Seattle Power Company Sued for Violating the Rights of Fish By Wesley J. Smith
I have been warning the green warriors that “nature rights” will someday come back to bite reneweable energy projects. For example, electricity-generating windmills kill millions of birds and bats. If these animals have the “inalienable right to exist, flourish, regenerate, and evolve,” and if anyone can sue to enforce the rights of nature as nature-rights laws tend to provide, then lawsuits to shut down the windmills for violating birds’ rights is only a matter of time.
Seattle City Light is now under that very threat because of the electricity-generating dams it operates. Only instead of birds suing, it is fish — salmon to be specific.
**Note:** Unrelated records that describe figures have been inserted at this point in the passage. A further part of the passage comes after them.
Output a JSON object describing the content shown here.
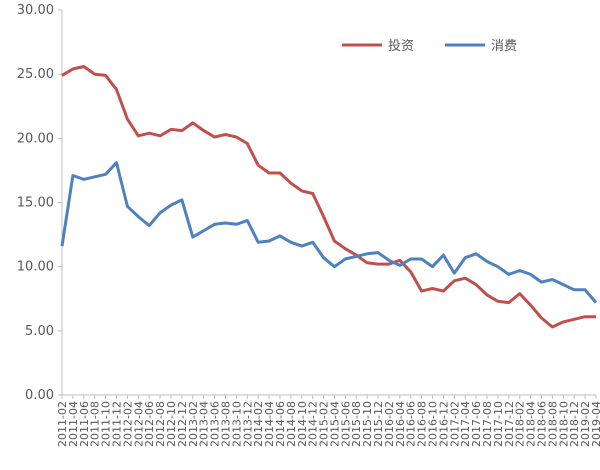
{
  "chart_data": {
    "type": "line",
    "categories": [
      "2011-02",
      "2011-04",
      "2011-06",
      "2011-08",
      "2011-10",
      "2011-12",
      "2012-02",
      "2012-04",
      "2012-06",
      "2012-08",
      "2012-10",
      "2012-12",
      "2013-02",
      "2013-04",
      "2013-06",
      "2013-08",
      "2013-10",
      "2013-12",
      "2014-02",
      "2014-04",
      "2014-06",
      "2014-08",
      "2014-10",
      "2014-12",
      "2015-02",
      "2015-04",
      "2015-06",
      "2015-08",
      "2015-10",
      "2015-12",
      "2016-02",
      "2016-04",
      "2016-06",
      "2016-08",
      "2016-10",
      "2016-12",
      "2017-02",
      "2017-04",
      "2017-06",
      "2017-08",
      "2017-10",
      "2017-12",
      "2018-02",
      "2018-04",
      "2018-06",
      "2018-08",
      "2018-10",
      "2018-12",
      "2019-02",
      "2019-04"
    ],
    "series": [
      {
        "name": "投资",
        "color": "#c0504d",
        "values": [
          24.9,
          25.4,
          25.6,
          25.0,
          24.9,
          23.8,
          21.5,
          20.2,
          20.4,
          20.2,
          20.7,
          20.6,
          21.2,
          20.6,
          20.1,
          20.3,
          20.1,
          19.6,
          17.9,
          17.3,
          17.3,
          16.5,
          15.9,
          15.7,
          13.9,
          12.0,
          11.4,
          10.9,
          10.3,
          10.2,
          10.2,
          10.5,
          9.6,
          8.1,
          8.3,
          8.1,
          8.9,
          9.1,
          8.6,
          7.8,
          7.3,
          7.2,
          7.9,
          7.0,
          6.0,
          5.3,
          5.7,
          5.9,
          6.1,
          6.1
        ]
      },
      {
        "name": "消费",
        "color": "#4f81bd",
        "values": [
          11.6,
          17.1,
          16.8,
          17.0,
          17.2,
          18.1,
          14.7,
          13.9,
          13.2,
          14.2,
          14.8,
          15.2,
          12.3,
          12.8,
          13.3,
          13.4,
          13.3,
          13.6,
          11.9,
          12.0,
          12.4,
          11.9,
          11.6,
          11.9,
          10.7,
          10.0,
          10.6,
          10.8,
          11.0,
          11.1,
          10.5,
          10.1,
          10.6,
          10.6,
          10.0,
          10.9,
          9.5,
          10.7,
          11.0,
          10.4,
          10.0,
          9.4,
          9.7,
          9.4,
          8.8,
          9.0,
          8.6,
          8.2,
          8.2,
          7.2
        ]
      }
    ],
    "ylim": [
      0,
      30
    ],
    "yticks": [
      {
        "value": 0,
        "label": "0.00"
      },
      {
        "value": 5,
        "label": "5.00"
      },
      {
        "value": 10,
        "label": "10.00"
      },
      {
        "value": 15,
        "label": "15.00"
      },
      {
        "value": 20,
        "label": "20.00"
      },
      {
        "value": 25,
        "label": "25.00"
      },
      {
        "value": 30,
        "label": "30.00"
      }
    ],
    "grid": false
  }
}
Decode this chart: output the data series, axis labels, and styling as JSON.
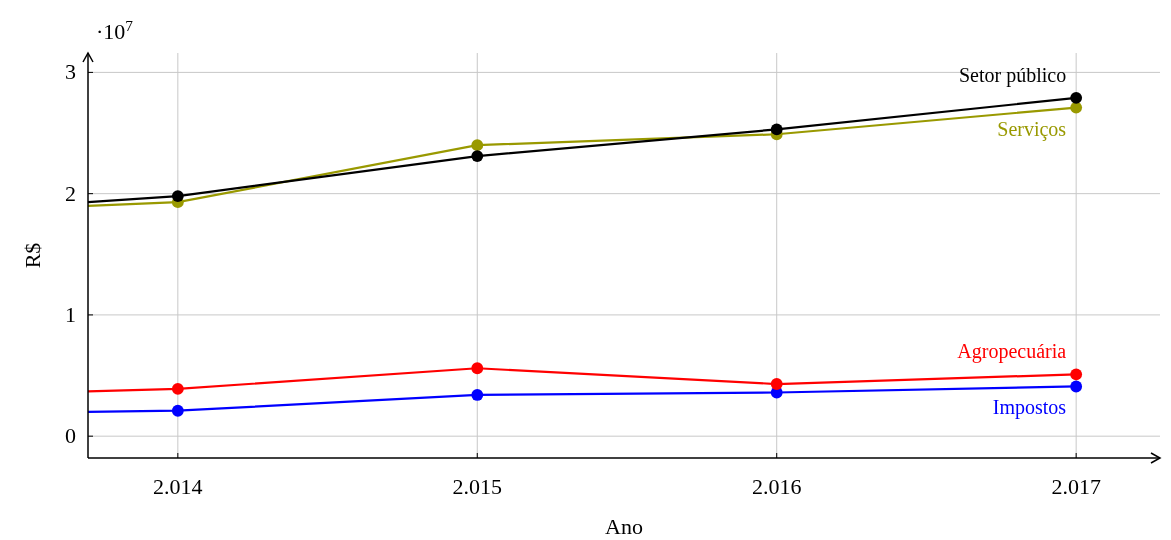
{
  "chart_data": {
    "type": "line",
    "xlabel": "Ano",
    "ylabel": "R$",
    "annotations": [
      "·10$^{7}$"
    ],
    "xlim": [
      2013.7,
      2017.28
    ],
    "ylim": [
      -0.18,
      3.16
    ],
    "xticks": [
      {
        "value": 2014,
        "label": "2.014"
      },
      {
        "value": 2015,
        "label": "2.015"
      },
      {
        "value": 2016,
        "label": "2.016"
      },
      {
        "value": 2017,
        "label": "2.017"
      }
    ],
    "yticks": [
      0,
      1,
      2,
      3
    ],
    "grid": true,
    "marker": "circle",
    "series": [
      {
        "name": "Setor público",
        "color": "#000000",
        "x": [
          2013.7,
          2014,
          2015,
          2016,
          2017
        ],
        "values": [
          1.93,
          1.98,
          2.31,
          2.53,
          2.79
        ]
      },
      {
        "name": "Serviços",
        "color": "#999900",
        "x": [
          2013.7,
          2014,
          2015,
          2016,
          2017
        ],
        "values": [
          1.9,
          1.93,
          2.4,
          2.49,
          2.71
        ]
      },
      {
        "name": "Agropecuária",
        "color": "#ff0000",
        "x": [
          2013.7,
          2014,
          2015,
          2016,
          2017
        ],
        "values": [
          0.37,
          0.39,
          0.56,
          0.43,
          0.51
        ]
      },
      {
        "name": "Impostos",
        "color": "#0000ff",
        "x": [
          2013.7,
          2014,
          2015,
          2016,
          2017
        ],
        "values": [
          0.2,
          0.21,
          0.34,
          0.36,
          0.41
        ]
      }
    ]
  }
}
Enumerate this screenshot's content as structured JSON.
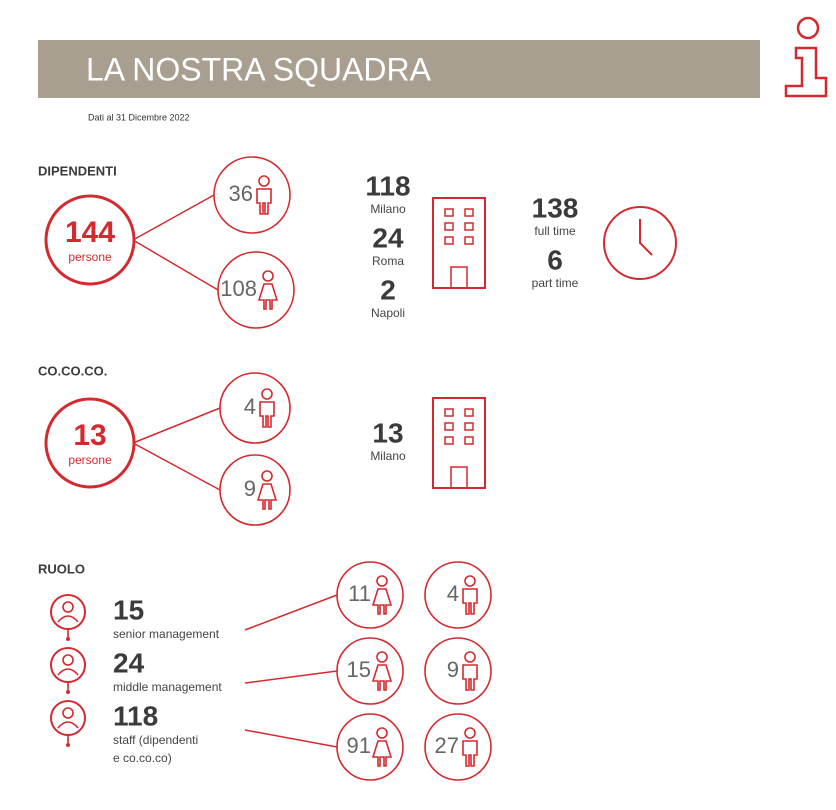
{
  "header": {
    "title": "LA NOSTRA SQUADRA",
    "date": "Dati al 31 Dicembre 2022"
  },
  "dipendenti": {
    "label": "DIPENDENTI",
    "total": 144,
    "unit": "persone",
    "men": 36,
    "women": 108,
    "sites": [
      {
        "value": 118,
        "name": "Milano"
      },
      {
        "value": 24,
        "name": "Roma"
      },
      {
        "value": 2,
        "name": "Napoli"
      }
    ],
    "hours": [
      {
        "value": 138,
        "name": "full time"
      },
      {
        "value": 6,
        "name": "part time"
      }
    ]
  },
  "cococo": {
    "label": "CO.CO.CO.",
    "total": 13,
    "unit": "persone",
    "men": 4,
    "women": 9,
    "sites": [
      {
        "value": 13,
        "name": "Milano"
      }
    ]
  },
  "ruolo": {
    "label": "RUOLO",
    "roles": [
      {
        "value": 15,
        "label": [
          "senior management"
        ],
        "women": 11,
        "men": 4
      },
      {
        "value": 24,
        "label": [
          "middle management"
        ],
        "women": 15,
        "men": 9
      },
      {
        "value": 118,
        "label": [
          "staff (dipendenti",
          "e co.co.co)"
        ],
        "women": 91,
        "men": 27
      }
    ]
  }
}
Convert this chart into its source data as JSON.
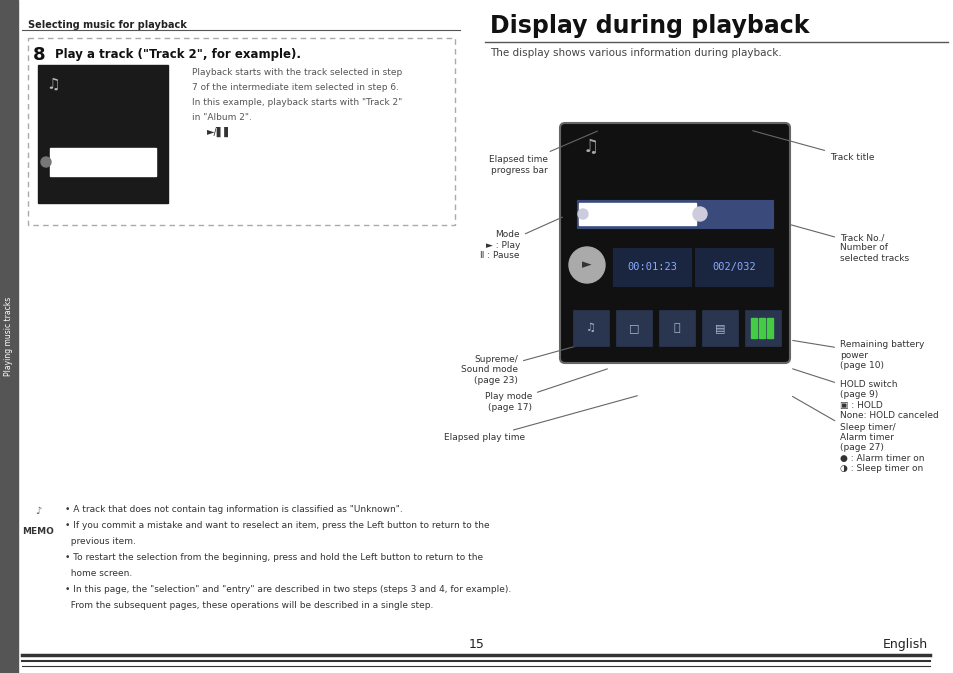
{
  "bg_color": "#ffffff",
  "sidebar_text": "Playing music tracks",
  "section_title_left": "Selecting music for playback",
  "step_number": "8",
  "step_title": "Play a track (\"Track 2\", for example).",
  "step_desc_lines": [
    "Playback starts with the track selected in step",
    "7 of the intermediate item selected in step 6.",
    "In this example, playback starts with \"Track 2\"",
    "in \"Album 2\"."
  ],
  "right_title": "Display during playback",
  "right_subtitle": "The display shows various information during playback.",
  "memo_text_lines": [
    "• A track that does not contain tag information is classified as \"Unknown\".",
    "• If you commit a mistake and want to reselect an item, press the Left button to return to the",
    "  previous item.",
    "• To restart the selection from the beginning, press and hold the Left button to return to the",
    "  home screen.",
    "• In this page, the \"selection\" and \"entry\" are described in two steps (steps 3 and 4, for example).",
    "  From the subsequent pages, these operations will be described in a single step."
  ],
  "page_number": "15",
  "page_lang": "English"
}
In a case brought by Native Americans, a court is being asked to declare that the rights of the fish are being violated under a nature rights legal theory. From the KUOW story:
Salmon can’t go to court, but the Sauk-Suiattle Indian Tribe says the fish at the heart of its and other Northwest tribal cultures should have legal rights.
The tribe has filed a lawsuit on behalf of Tsuladxʷ in Sauk-Suiattle Tribal Court to assert those rights in the tribe’s traditional territory in Washington’s North Cascades. “These rights include, but are not limited to, the right to pure water and freshwater habitat; the right to a healthy climate system and a natural environment free from human-caused global warming impacts and emissions,” the suit states.
“Not just to declare that they have rights, but that also you and I have a duty to protect those rights,” said Jack Fiander, Sauk-Suiattle tribal counsel. “We’re sort of like their trustee and they’re our minors.”
The suit accuses Seattle City Light of violating the salmon’s and the tribe’s rights by operating three dams on the Skagit River with no way for fish to get past them.
About one-fifth of Seattle’s power comes from these dams, which don’t produce emissions.
“But Wesley,” you say, “the fish’s rights can be protected by building a salmon ladder or some such thing, without taking down the dam.”
Maybe. But many in the nature rights movement would say that the dams violate the rights of the river to flow freely. Indeed, several rivers in the world already have rights and there is an attempt in Florida to grant such rights to “water” in the state Constitution. In such a topsy-turvy world, the dams would have to come down altogether for violating the river’s rights.
When we give up human exceptionalism, we go a bit mad and soon are eating our own tails. The green movement — which thinks it is attacking capitalism and fighting global warming — will find that out sooner rather than later if they succeed in granting rights to the natural world and its various elements.